In order to exist for an object there are two ways:
Normally both methods are used simultaneously but there are special cases where only one of them is used. Formally only the reference is required for an object to exist while positioning in the space provides non-trivial semantics, which can be used to distinguish it from other objects by their contents. For example, frequently if an object changes its position in space we think of it as a different object even if the reference is the same.
Reference is a part of an object, which represents it outside of the space where the original object exist. There may be more than one reference intended to represent it in different spaces (scopes or contexts). Actually reference is a normal object, which exists however in the space from where the original target object is going to be accessed. References as a means of representation and access play central role in the concept-oriented paradigm and especially in the concept-oriented programming.
Lower (physical) levels are responsible for implementation of RA functionality used in higher (logical) levels where this functions are used to call BM functionality. Thus each level's role is relative: it uses lower levels to represent and access BM of its own objects and implements RA functions for higher levels. Actually this hierarchy spreads down till the lowest levels of elementary physical interactions.
The hierarchy can be similarly interpreted if each level implements relations for higher levels and on the other hand itself relies on relations implemented by lower levels. Here we use the principle 'relations as objects at lower level'.

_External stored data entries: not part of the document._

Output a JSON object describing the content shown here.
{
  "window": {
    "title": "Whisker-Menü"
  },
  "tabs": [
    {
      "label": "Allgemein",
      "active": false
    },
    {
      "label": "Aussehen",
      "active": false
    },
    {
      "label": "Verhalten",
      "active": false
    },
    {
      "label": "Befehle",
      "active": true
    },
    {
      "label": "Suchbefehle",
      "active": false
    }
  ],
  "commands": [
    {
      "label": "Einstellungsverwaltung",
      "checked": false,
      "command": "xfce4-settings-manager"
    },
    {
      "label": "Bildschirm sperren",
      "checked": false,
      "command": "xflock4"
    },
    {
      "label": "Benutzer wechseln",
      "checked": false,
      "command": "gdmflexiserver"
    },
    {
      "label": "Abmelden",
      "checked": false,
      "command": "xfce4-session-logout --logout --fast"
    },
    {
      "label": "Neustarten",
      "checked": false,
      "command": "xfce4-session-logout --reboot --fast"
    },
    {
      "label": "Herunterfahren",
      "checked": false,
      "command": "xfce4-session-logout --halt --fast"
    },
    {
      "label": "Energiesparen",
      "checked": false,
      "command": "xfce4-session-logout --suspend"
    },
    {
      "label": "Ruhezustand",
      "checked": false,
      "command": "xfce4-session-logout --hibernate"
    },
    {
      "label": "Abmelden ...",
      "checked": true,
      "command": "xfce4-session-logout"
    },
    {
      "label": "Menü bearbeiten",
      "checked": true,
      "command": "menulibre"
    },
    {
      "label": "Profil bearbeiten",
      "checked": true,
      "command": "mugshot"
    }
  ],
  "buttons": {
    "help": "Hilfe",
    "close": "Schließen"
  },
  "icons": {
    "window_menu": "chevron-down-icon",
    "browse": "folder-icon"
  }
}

Describing a system from the perspective of its space structure and RA functionality requires developing new methods. The existing approaches use different basic assumption on what a system is and how does it is functioning and hence use completely different methods of system development. For concept-oriented system we need concept-oriented methods. Since one and the same set of fundamental assumptions is used in very different directions of computer science such as CO programming, CO data model and CO design it does make sense to introduce new name for this approach.
The object-oriented paradigm is aimed at studying objects while the concept-oriented paradigm generalizes this approach by considering also spaces, which are claimed to be at least as impotent as objects. More concretely, the concept-oriented paradigm is aimed at studying representation and access functionality implemented by spaces rather than object functionality (business methods) implemented by objects. The space functions are at least as important as object functions and for complex systems they even account for most of the system complexity. In other words, in system development it is more important what happens on space borders rather than in objects themselves.
Currently in the period of globalization no one system can be considered in isolation. This results in the situation where any element can interact with any other. The arising problems can hardly be solved by traditional methods, in particular, based on considering isolated object functions. The primary role in such a global system is played by its space structure responsible for numerous functions, e.g., representation and access as well as accounting for most of the system complexity.